You can tell that the “designer” of the human body (if you assume there was one) was one sadistic bastard when you look at a 3D see-through view of female anatomy and see that babies basically are bouncing on / standing on / punching right at the bladder. Whee, look, I can make mommy pee any time I like!
Chris T.
@Alison Rose:
Actually there’s a physiological reason for that: during sleep, a hormone (“vasopressin” or “antidiuretic hormone”, ADH) suppresses urine production. Upon waking, the level drops, and whoosh.

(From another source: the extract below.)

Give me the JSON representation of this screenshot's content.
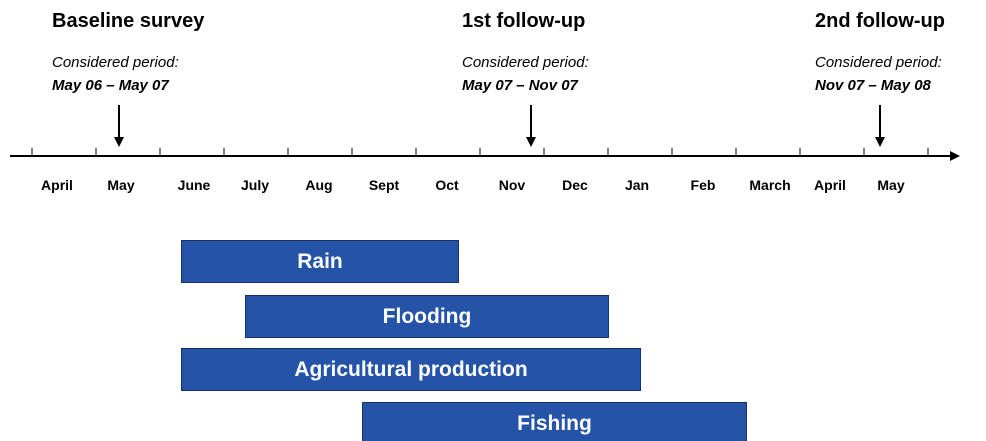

Some people don’t make enough ADH, or their kidneys don’t respond to it. I have a friend who has that condition.
raven
@Honus: 79 to 70 I think. It was in the early 80’s. There were five North Carolina State University “extension schools” for folks in various areas of public recreation and I attended the “School of Sports Management ” for two years and then was lucky enough to be appointed to the “Board of Regents” and taught there for three years.
BobbyK
@CaseyL: I am a 62 year old male and I can tell you EXACTLY the same thing happens to me on a regular basis!
RobertS
Perhaps a little late, -but-, be sure to hit Monels when you are in Nashville. Family dining and amazing traditional southern food. The ham is to die for. The place is a local treasure.
Joelle
@Odie Hugh Manatee: you sir are a genius.
Joelle
@JaneE: these profound words
Paul in KY
@HinTN: That’s true, I guess, at the way they expand in ‘real life’, but I bet if the lanes could be increased from 4 to 16, the congestion would decrease (IMO).
Joelle
All I know is we have been in Little Rock for less than 5 hours and Cole had taken no less than 2 jacuzzis and one steam shower.